Di fronte a questo scenario, la CNA Mandamento di Treviso ha intrapreso azioni formali. L'associazione ha segnalato la problematica alle autorità competenti. È stato richiesto l'intervento del Prefetto di Treviso. Si auspica inoltre un coinvolgimento diretto dei parlamentari eletti nel collegio. L'obiettivo è ottenere controlli immediati sulla formazione dei prezzi. Si chiede piena trasparenza sui costi e sui margini applicati lungo tutta la filiera. Fondamentale è l'eliminazione delle clausole di prezzo aperto, considerate estremamente penalizzanti per le imprese di minori dimensioni.
Le PMI rappresentano la spina dorsale dell'economia trevigiana. La loro capacità produttiva e occupazionale è fondamentale per il benessere del territorio. La volatilità dei prezzi delle materie prime, unita alla mancanza di trasparenza, crea un ambiente ostile all'imprenditorialità. Le aziende faticano a pianificare investimenti e a mantenere la competitività sui mercati.
Rischio rallentamento economico e occupazionale
Stefano Camarotto lancia un ultimo appello. Se non si interverrà con prontezza, il rischio è un rallentamento significativo della produzione locale. Questo potrebbe avere ripercussioni dirette sull'occupazione. L'intero sistema economico del Veneto, e in particolare della provincia di Treviso, potrebbe subire contraccolpi negativi. Le imprese non possono essere lasciate sole ad affrontare queste sfide complesse e globali.
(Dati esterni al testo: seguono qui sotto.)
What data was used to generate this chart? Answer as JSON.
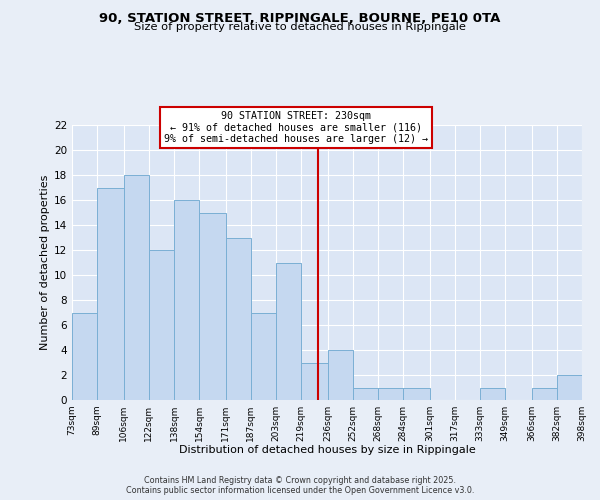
{
  "title": "90, STATION STREET, RIPPINGALE, BOURNE, PE10 0TA",
  "subtitle": "Size of property relative to detached houses in Rippingale",
  "xlabel": "Distribution of detached houses by size in Rippingale",
  "ylabel": "Number of detached properties",
  "bin_edges": [
    73,
    89,
    106,
    122,
    138,
    154,
    171,
    187,
    203,
    219,
    236,
    252,
    268,
    284,
    301,
    317,
    333,
    349,
    366,
    382,
    398
  ],
  "bin_labels": [
    "73sqm",
    "89sqm",
    "106sqm",
    "122sqm",
    "138sqm",
    "154sqm",
    "171sqm",
    "187sqm",
    "203sqm",
    "219sqm",
    "236sqm",
    "252sqm",
    "268sqm",
    "284sqm",
    "301sqm",
    "317sqm",
    "333sqm",
    "349sqm",
    "366sqm",
    "382sqm",
    "398sqm"
  ],
  "counts": [
    7,
    17,
    18,
    12,
    16,
    15,
    13,
    7,
    11,
    3,
    4,
    1,
    1,
    1,
    0,
    0,
    1,
    0,
    1,
    2
  ],
  "bar_color": "#c5d8f0",
  "bar_edge_color": "#7aafd4",
  "vline_x": 230,
  "vline_color": "#cc0000",
  "annotation_title": "90 STATION STREET: 230sqm",
  "annotation_line1": "← 91% of detached houses are smaller (116)",
  "annotation_line2": "9% of semi-detached houses are larger (12) →",
  "annotation_box_color": "white",
  "annotation_box_edge": "#cc0000",
  "ylim": [
    0,
    22
  ],
  "yticks": [
    0,
    2,
    4,
    6,
    8,
    10,
    12,
    14,
    16,
    18,
    20,
    22
  ],
  "bg_color": "#e8eef7",
  "plot_bg_color": "#dce6f5",
  "grid_color": "white",
  "footer_line1": "Contains HM Land Registry data © Crown copyright and database right 2025.",
  "footer_line2": "Contains public sector information licensed under the Open Government Licence v3.0."
}
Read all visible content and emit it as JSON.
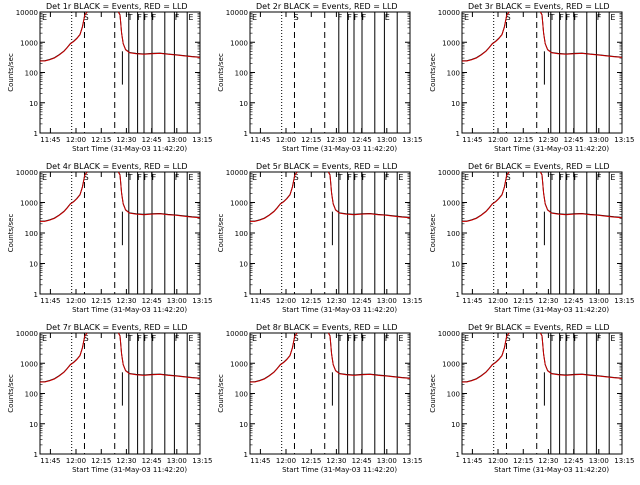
{
  "chart_data": [
    {
      "type": "line",
      "title": "Det 1r BLACK = Events, RED = LLD",
      "xlabel": "Start Time (31-May-03 11:42:20)",
      "ylabel": "Counts/sec",
      "yscale": "log",
      "ylim": [
        1,
        10000
      ],
      "x_tick_labels": [
        "11:45",
        "12:00",
        "12:15",
        "12:30",
        "12:45",
        "13:00",
        "13:15"
      ],
      "y_tick_labels": [
        "1",
        "10",
        "100",
        "1000",
        "10000"
      ],
      "region_letters": [
        "E",
        "S",
        "T",
        "F",
        "F",
        "F",
        "F",
        "E"
      ],
      "series": [
        {
          "color": "#000000"
        },
        {
          "color": "#cc0000"
        }
      ]
    },
    {
      "type": "line",
      "title": "Det 2r BLACK = Events, RED = LLD",
      "xlabel": "Start Time (31-May-03 11:42:20)",
      "ylabel": "Counts/sec",
      "yscale": "log",
      "ylim": [
        1,
        10000
      ],
      "x_tick_labels": [
        "11:45",
        "12:00",
        "12:15",
        "12:30",
        "12:45",
        "13:00",
        "13:15"
      ],
      "y_tick_labels": [
        "1",
        "10",
        "100",
        "1000",
        "10000"
      ],
      "region_letters": [
        "E",
        "S",
        "F",
        "F",
        "F",
        "F",
        "E"
      ],
      "series": []
    },
    {
      "type": "line",
      "title": "Det 3r BLACK = Events, RED = LLD",
      "xlabel": "Start Time (31-May-03 11:42:20)",
      "ylabel": "Counts/sec",
      "yscale": "log",
      "ylim": [
        1,
        10000
      ],
      "x_tick_labels": [
        "11:45",
        "12:00",
        "12:15",
        "12:30",
        "12:45",
        "13:00",
        "13:15"
      ],
      "y_tick_labels": [
        "1",
        "10",
        "100",
        "1000",
        "10000"
      ],
      "region_letters": [
        "E",
        "S",
        "T",
        "F",
        "F",
        "F",
        "F",
        "E"
      ],
      "series": [
        {
          "color": "#000000"
        },
        {
          "color": "#cc0000"
        }
      ]
    },
    {
      "type": "line",
      "title": "Det 4r BLACK = Events, RED = LLD",
      "xlabel": "Start Time (31-May-03 11:42:20)",
      "ylabel": "Counts/sec",
      "yscale": "log",
      "ylim": [
        1,
        10000
      ],
      "x_tick_labels": [
        "11:45",
        "12:00",
        "12:15",
        "12:30",
        "12:45",
        "13:00",
        "13:15"
      ],
      "y_tick_labels": [
        "1",
        "10",
        "100",
        "1000",
        "10000"
      ],
      "region_letters": [
        "E",
        "S",
        "T",
        "F",
        "F",
        "F",
        "F",
        "E"
      ],
      "series": [
        {
          "color": "#000000"
        },
        {
          "color": "#cc0000"
        }
      ]
    },
    {
      "type": "line",
      "title": "Det 5r BLACK = Events, RED = LLD",
      "xlabel": "Start Time (31-May-03 11:42:20)",
      "ylabel": "Counts/sec",
      "yscale": "log",
      "ylim": [
        1,
        10000
      ],
      "x_tick_labels": [
        "11:45",
        "12:00",
        "12:15",
        "12:30",
        "12:45",
        "13:00",
        "13:15"
      ],
      "y_tick_labels": [
        "1",
        "10",
        "100",
        "1000",
        "10000"
      ],
      "region_letters": [
        "E",
        "S",
        "T",
        "F",
        "F",
        "F",
        "F",
        "E"
      ],
      "series": [
        {
          "color": "#000000"
        },
        {
          "color": "#cc0000"
        }
      ]
    },
    {
      "type": "line",
      "title": "Det 6r BLACK = Events, RED = LLD",
      "xlabel": "Start Time (31-May-03 11:42:20)",
      "ylabel": "Counts/sec",
      "yscale": "log",
      "ylim": [
        1,
        10000
      ],
      "x_tick_labels": [
        "11:45",
        "12:00",
        "12:15",
        "12:30",
        "12:45",
        "13:00",
        "13:15"
      ],
      "y_tick_labels": [
        "1",
        "10",
        "100",
        "1000",
        "10000"
      ],
      "region_letters": [
        "E",
        "S",
        "T",
        "F",
        "F",
        "F",
        "F",
        "E"
      ],
      "series": [
        {
          "color": "#000000"
        },
        {
          "color": "#cc0000"
        }
      ]
    },
    {
      "type": "line",
      "title": "Det 7r BLACK = Events, RED = LLD",
      "xlabel": "Start Time (31-May-03 11:42:20)",
      "ylabel": "Counts/sec",
      "yscale": "log",
      "ylim": [
        1,
        10000
      ],
      "x_tick_labels": [
        "11:45",
        "12:00",
        "12:15",
        "12:30",
        "12:45",
        "13:00",
        "13:15"
      ],
      "y_tick_labels": [
        "1",
        "10",
        "100",
        "1000",
        "10000"
      ],
      "region_letters": [
        "E",
        "S",
        "T",
        "F",
        "F",
        "F",
        "F",
        "E"
      ],
      "series": [
        {
          "color": "#000000"
        },
        {
          "color": "#cc0000"
        }
      ]
    },
    {
      "type": "line",
      "title": "Det 8r BLACK = Events, RED = LLD",
      "xlabel": "Start Time (31-May-03 11:42:20)",
      "ylabel": "Counts/sec",
      "yscale": "log",
      "ylim": [
        1,
        10000
      ],
      "x_tick_labels": [
        "11:45",
        "12:00",
        "12:15",
        "12:30",
        "12:45",
        "13:00",
        "13:15"
      ],
      "y_tick_labels": [
        "1",
        "10",
        "100",
        "1000",
        "10000"
      ],
      "region_letters": [
        "E",
        "S",
        "T",
        "F",
        "F",
        "F",
        "F",
        "E"
      ],
      "series": [
        {
          "color": "#000000"
        },
        {
          "color": "#cc0000"
        }
      ]
    },
    {
      "type": "line",
      "title": "Det 9r BLACK = Events, RED = LLD",
      "xlabel": "Start Time (31-May-03 11:42:20)",
      "ylabel": "Counts/sec",
      "yscale": "log",
      "ylim": [
        1,
        10000
      ],
      "x_tick_labels": [
        "11:45",
        "12:00",
        "12:15",
        "12:30",
        "12:45",
        "13:00",
        "13:15"
      ],
      "y_tick_labels": [
        "1",
        "10",
        "100",
        "1000",
        "10000"
      ],
      "region_letters": [
        "E",
        "S",
        "T",
        "F",
        "F",
        "F",
        "F",
        "E"
      ],
      "series": [
        {
          "color": "#000000"
        },
        {
          "color": "#cc0000"
        }
      ]
    }
  ]
}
La situazione attuale ricorda periodi di forte instabilità economica, ma con cause specifiche legate a conflitti e tensioni geopolitiche. La catena di approvvigionamento globale, già provata da eventi recenti, si trova ora ad affrontare nuove pressioni. Le PMI, con margini operativi spesso ridotti, sono le più vulnerabili a questi shock esterni. La loro capacità di assorbire aumenti di costo è limitata.
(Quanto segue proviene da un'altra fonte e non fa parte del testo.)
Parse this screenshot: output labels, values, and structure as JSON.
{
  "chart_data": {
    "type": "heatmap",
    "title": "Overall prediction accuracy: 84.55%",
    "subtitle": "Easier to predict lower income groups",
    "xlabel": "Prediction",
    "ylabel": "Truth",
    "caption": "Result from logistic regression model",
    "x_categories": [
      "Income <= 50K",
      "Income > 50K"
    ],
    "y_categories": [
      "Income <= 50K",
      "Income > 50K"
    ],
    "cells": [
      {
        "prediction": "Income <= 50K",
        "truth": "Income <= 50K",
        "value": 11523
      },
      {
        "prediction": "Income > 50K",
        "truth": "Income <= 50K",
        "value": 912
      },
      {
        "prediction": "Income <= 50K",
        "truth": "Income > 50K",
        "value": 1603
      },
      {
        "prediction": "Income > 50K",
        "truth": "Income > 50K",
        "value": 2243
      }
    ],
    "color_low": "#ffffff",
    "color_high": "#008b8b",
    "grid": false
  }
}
L'associazione di categoria si impegna a monitorare attentamente l'evoluzione della situazione. Continuerà a dialogare con le istituzioni e a fornire supporto alle imprese associate. La collaborazione tra pubblico e privato è essenziale per trovare soluzioni sostenibili. L'obiettivo è garantire la sopravvivenza e la crescita del tessuto produttivo locale. La resilienza delle imprese trevigiane sarà messa a dura prova nei prossimi mesi.
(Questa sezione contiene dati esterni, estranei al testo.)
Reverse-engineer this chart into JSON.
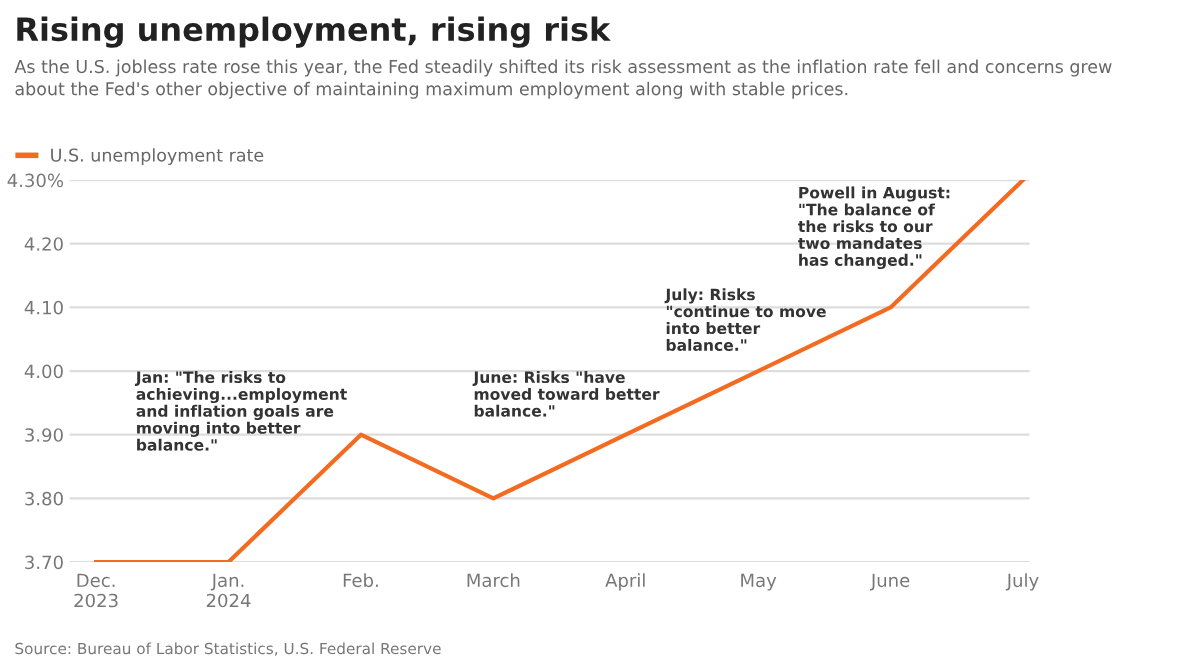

La complessità della situazione richiede un'analisi approfondita delle cause scatenanti. Oltre ai conflitti in Medio Oriente, altri fattori potrebbero contribuire all'aumento dei prezzi. La domanda globale, le politiche energetiche e le dinamiche di mercato influenzano il costo delle materie prime. Una visione olistica è necessaria per affrontare efficacemente il problema. La CNA di Treviso si pone come interlocutore attivo per promuovere un dibattito costruttivo.